Giving up cars in favour of well organised universal and clean public transport would be a huge step in the right direction and it’s not like going back to the so-called dark ages (I’m 74 not 774 years old!) – it’s going forward to a sustainable future and cleaner air almost immediately whilst – if we’re really serious – it might head off floods, droughts, storms, fires and famines further down the line. I don’t hear many people arguing that they’d gladly accept a global catastrophe if it meant they could go on driving their 3 litre SUVs through Bath. Mad Max is only a film after all. Most of the really significant environmental damage has been done in the last 50 or 60 years.

The point is – and I’m desperately sorry (only joking) to disappoint Coco the Prime Minister’s environmental spokesperson – we’ve tried freezing the leftover bread but it didn’t stop the fires in California. In fact we’ve tried just about every trivial, cost free, feelgood and instantly gratifying bit of greenery we could – and nothing has changed. So when the little things don’t work it’s essential that we turn to the big, expensive and culturally challenging things – like engaging with other countries and frightening the readers of the Daily Telegraph – which is all too easy, but anyone who’s still communicating by way of telegraph is going to experience a bit of time delay in the system! Serious change is going to cost serious money – so we might have to abandon plans to tunnel under stonehenge and build half a dozen new airports.
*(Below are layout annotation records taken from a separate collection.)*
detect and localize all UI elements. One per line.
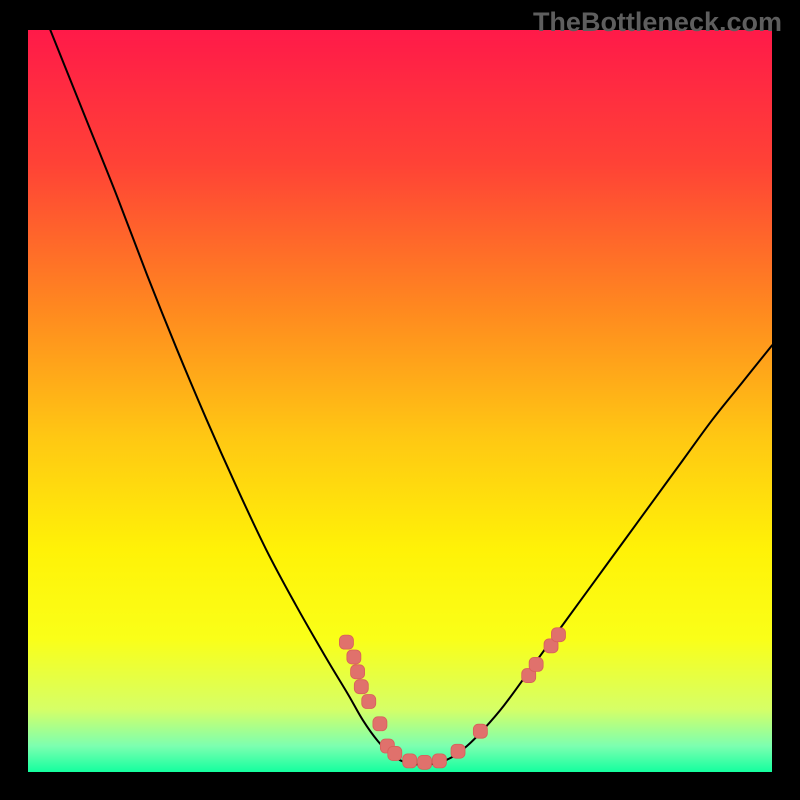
data-marker [451,744,465,758]
data-marker [418,755,432,769]
chart-svg [28,30,772,772]
data-marker [339,635,353,649]
watermark-text: TheBottleneck.com [533,7,782,38]
data-marker [551,628,565,642]
chart-background [28,30,772,772]
data-marker [373,717,387,731]
data-marker [473,724,487,738]
data-marker [403,754,417,768]
data-marker [347,650,361,664]
data-marker [354,680,368,694]
data-marker [388,746,402,760]
data-marker [529,657,543,671]
chart-plot-area [28,30,772,772]
outer-frame: TheBottleneck.com [0,0,800,800]
data-marker [362,695,376,709]
data-marker [351,665,365,679]
data-marker [432,754,446,768]
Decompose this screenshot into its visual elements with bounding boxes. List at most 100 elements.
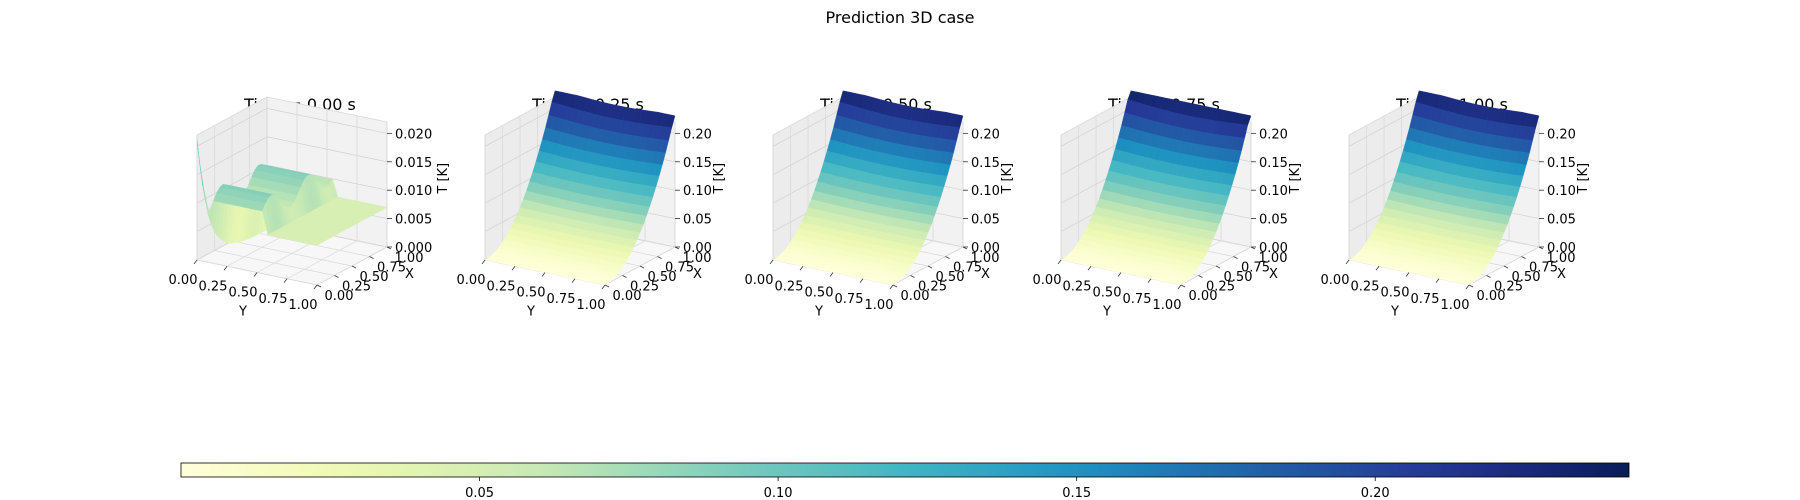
y-axis-tick bbox=[571, 278, 576, 283]
y-axis-tick bbox=[1465, 284, 1470, 290]
y-axis-tick-label: 0.75 bbox=[1411, 292, 1440, 307]
z-axis-tick-label: 0.05 bbox=[971, 213, 1000, 228]
y-axis-tick-label: 0.75 bbox=[259, 292, 288, 307]
z-axis-tick-label: 0.00 bbox=[683, 241, 712, 256]
x-axis-tick bbox=[1468, 284, 1474, 288]
x-axis-tick-label: 0.25 bbox=[918, 280, 947, 295]
x-axis-tick bbox=[892, 284, 898, 288]
colorbar-tick-label: 0.15 bbox=[1062, 486, 1091, 500]
x-axis-tick-label: 0.25 bbox=[1494, 280, 1523, 295]
y-axis-tick-label: 0.25 bbox=[199, 279, 228, 294]
y-axis-label: Y bbox=[814, 304, 823, 319]
y-axis-tick bbox=[799, 266, 804, 271]
x-axis-tick-label: 0.50 bbox=[1512, 270, 1541, 285]
y-axis-tick-label: 0.25 bbox=[1063, 279, 1092, 294]
y-axis-tick-label: 0.25 bbox=[1351, 279, 1380, 294]
x-axis-tick bbox=[639, 265, 645, 269]
z-axis-tick-label: 0.020 bbox=[395, 127, 432, 142]
surface-panel: Time = 0.50 s0.000.250.500.751.00Y0.000.… bbox=[745, 90, 1015, 319]
z-axis-tick-label: 0.00 bbox=[1547, 241, 1576, 256]
x-axis-tick-label: 1.00 bbox=[395, 251, 424, 266]
y-axis-tick-label: 0.50 bbox=[517, 286, 546, 301]
surface-facet bbox=[1462, 281, 1473, 286]
y-axis-tick bbox=[1375, 266, 1380, 271]
y-axis-tick bbox=[859, 278, 864, 283]
y-axis-tick-label: 0.25 bbox=[775, 279, 804, 294]
x-axis-tick-label: 0.50 bbox=[1224, 270, 1253, 285]
z-axis-tick-label: 0.15 bbox=[971, 156, 1000, 171]
x-axis-tick bbox=[657, 256, 662, 259]
y-axis-tick-label: 0.50 bbox=[229, 286, 258, 301]
z-axis-tick-label: 0.20 bbox=[1547, 127, 1576, 142]
x-axis-tick bbox=[910, 275, 915, 278]
colorbar-tick-label: 0.10 bbox=[764, 486, 793, 500]
z-axis-tick-label: 0.20 bbox=[971, 127, 1000, 142]
x-axis-tick bbox=[1215, 265, 1221, 269]
x-axis-tick-label: 0.75 bbox=[665, 261, 694, 276]
z-axis-tick-label: 0.05 bbox=[683, 213, 712, 228]
z-axis-tick-label: 0.000 bbox=[395, 241, 432, 256]
y-axis-tick-label: 0.00 bbox=[169, 273, 198, 288]
x-axis-tick-label: 0.25 bbox=[1206, 280, 1235, 295]
y-axis-tick-label: 0.75 bbox=[835, 292, 864, 307]
y-axis-tick-label: 0.75 bbox=[1123, 292, 1152, 307]
y-axis-tick bbox=[223, 266, 228, 271]
x-axis-tick-label: 0.75 bbox=[377, 261, 406, 276]
z-axis-tick-label: 0.20 bbox=[683, 127, 712, 142]
x-axis-label: X bbox=[1557, 267, 1566, 282]
y-axis-tick-label: 0.50 bbox=[805, 286, 834, 301]
x-axis-tick bbox=[316, 284, 322, 288]
x-axis-tick bbox=[1486, 275, 1491, 278]
y-axis-tick-label: 0.00 bbox=[1033, 273, 1062, 288]
x-axis-tick bbox=[1180, 284, 1186, 288]
colorbar: 0.05 0.10 0.15 0.20 bbox=[180, 462, 1630, 500]
x-axis-tick bbox=[351, 265, 357, 269]
x-axis-tick-label: 1.00 bbox=[683, 251, 712, 266]
y-axis-tick-label: 1.00 bbox=[1153, 298, 1182, 313]
x-axis-tick-label: 0.00 bbox=[1189, 289, 1218, 304]
z-axis-tick-label: 0.05 bbox=[1259, 213, 1288, 228]
y-axis-tick bbox=[1087, 266, 1092, 271]
z-axis-label: T [K] bbox=[712, 163, 727, 195]
z-axis-tick-label: 0.005 bbox=[395, 213, 432, 228]
y-axis-tick bbox=[769, 259, 774, 265]
z-axis-tick-label: 0.00 bbox=[971, 241, 1000, 256]
x-axis-tick bbox=[369, 256, 374, 259]
x-axis-tick-label: 0.25 bbox=[342, 280, 371, 295]
y-axis-tick bbox=[1147, 278, 1152, 283]
z-axis-label: T [K] bbox=[1576, 163, 1591, 195]
y-axis-tick-label: 0.00 bbox=[745, 273, 774, 288]
y-axis-tick bbox=[253, 272, 258, 277]
y-axis-tick-label: 0.50 bbox=[1381, 286, 1410, 301]
y-axis-tick bbox=[1435, 278, 1440, 283]
surface-facet bbox=[598, 281, 609, 286]
y-axis-label: Y bbox=[1102, 304, 1111, 319]
z-axis-tick-label: 0.05 bbox=[1547, 213, 1576, 228]
x-axis-tick-label: 1.00 bbox=[1259, 251, 1288, 266]
surface-facet bbox=[886, 281, 897, 286]
y-axis-tick-label: 0.75 bbox=[547, 292, 576, 307]
surface-panel: Time = 0.75 s0.000.250.500.751.00Y0.000.… bbox=[1033, 90, 1303, 319]
z-axis-tick-label: 0.15 bbox=[1259, 156, 1288, 171]
x-gridline bbox=[214, 125, 335, 276]
colorbar-tick-label: 0.05 bbox=[465, 486, 494, 500]
y-axis-tick bbox=[1177, 284, 1182, 290]
x-axis-tick bbox=[1503, 265, 1509, 269]
y-axis-tick bbox=[193, 259, 198, 265]
surface-panel: Time = 0.25 s0.000.250.500.751.00Y0.000.… bbox=[457, 90, 727, 319]
y-axis-tick bbox=[1117, 272, 1122, 277]
y-axis-tick bbox=[829, 272, 834, 277]
x-axis-label: X bbox=[693, 267, 702, 282]
x-axis-tick bbox=[1233, 256, 1238, 259]
x-axis-tick-label: 0.00 bbox=[901, 289, 930, 304]
surface-panel: Time = 1.00 s0.000.250.500.751.00Y0.000.… bbox=[1321, 90, 1591, 319]
z-axis-tick-label: 0.10 bbox=[971, 184, 1000, 199]
x-axis-tick-label: 0.00 bbox=[613, 289, 642, 304]
z-axis-tick-label: 0.00 bbox=[1259, 241, 1288, 256]
x-axis-tick bbox=[1198, 275, 1203, 278]
y-axis-tick-label: 0.50 bbox=[1093, 286, 1122, 301]
y-axis-tick bbox=[889, 284, 894, 290]
z-axis-label: T [K] bbox=[1288, 163, 1303, 195]
y-axis-tick-label: 1.00 bbox=[865, 298, 894, 313]
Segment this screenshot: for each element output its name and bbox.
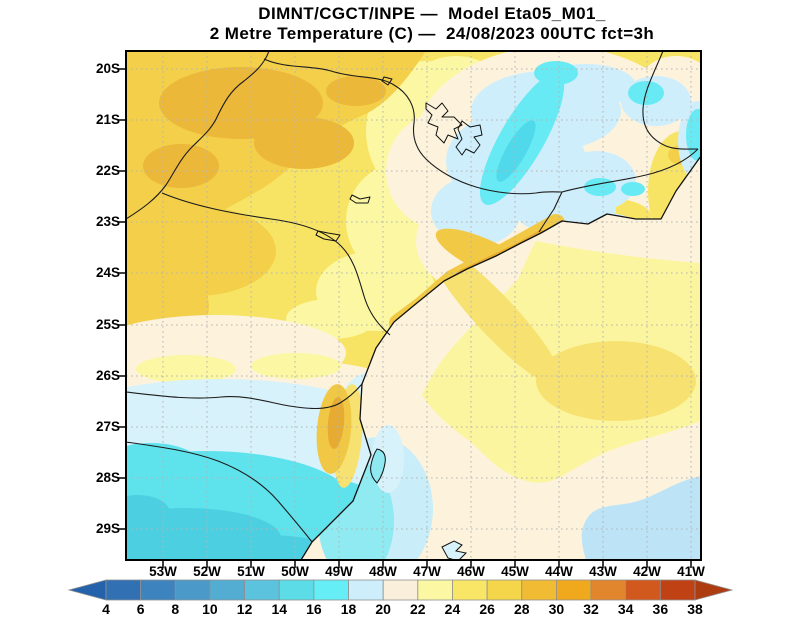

But then, perhaps I should tell you about the first batch of pickled gherkins this season which are excellent. Did I ever mention what wonderful displacement activity gardening is?

Author: Dave Pole

I've spent my life doing a lot of things, all of them interesting and many of them great fun. When most people see my CV they probably think I'm making things up because it includes being a rather bad welder and engineering dogsbody, a potter, a groundsman and bus driver. I taught in a prison and in one of those ghastly old mental institutions as an art therapist and I spent ten years as a community artist. I was one of the founding members of Spike Island, which began life as Artspace Bristol. ! wrote a column for Bristol Evening Post (I got sacked three times, in which I take some pride) and I worked in local and network radio and then finally became an Anglican parish priest for 25 years, retiring at 68 when I realised that the institutional church and me were on different paths. What interests me? It would be easier to list what doesn't, but I love cooking and baking with our home grown ingredients. I'm fascinated by botany and wildlife in general, and botanical illustration. We have a camper van that takes us to the wild places, we love walking, especially in the hills, and we take too many photographs. But what really animates me is the question "what does it mean to be human?". I've spent my life exploring it in every possible way and the answer is ..... well, today it's sitting in the van in the rain and looking across Ramsey Sound towards Ramsey Island. But it might as easily be digging potatoes or making pickle, singing or finding an orchid or just sitting. But it sure as hell doesn't mean getting a promotion, beasting your co-workers or being obsequious to power, which ensured that my rise to greatness in the Church of England flatlined 30 years ago after about 2 days. But I'm still here and still searching for that elusive sweet spot, and I don't have to please anyone any more. Over the last 50 or so years we've had a succession of gardens, some more like wildernesses when we were both working full-time, but now we're back in the game with our two allotments in Bath.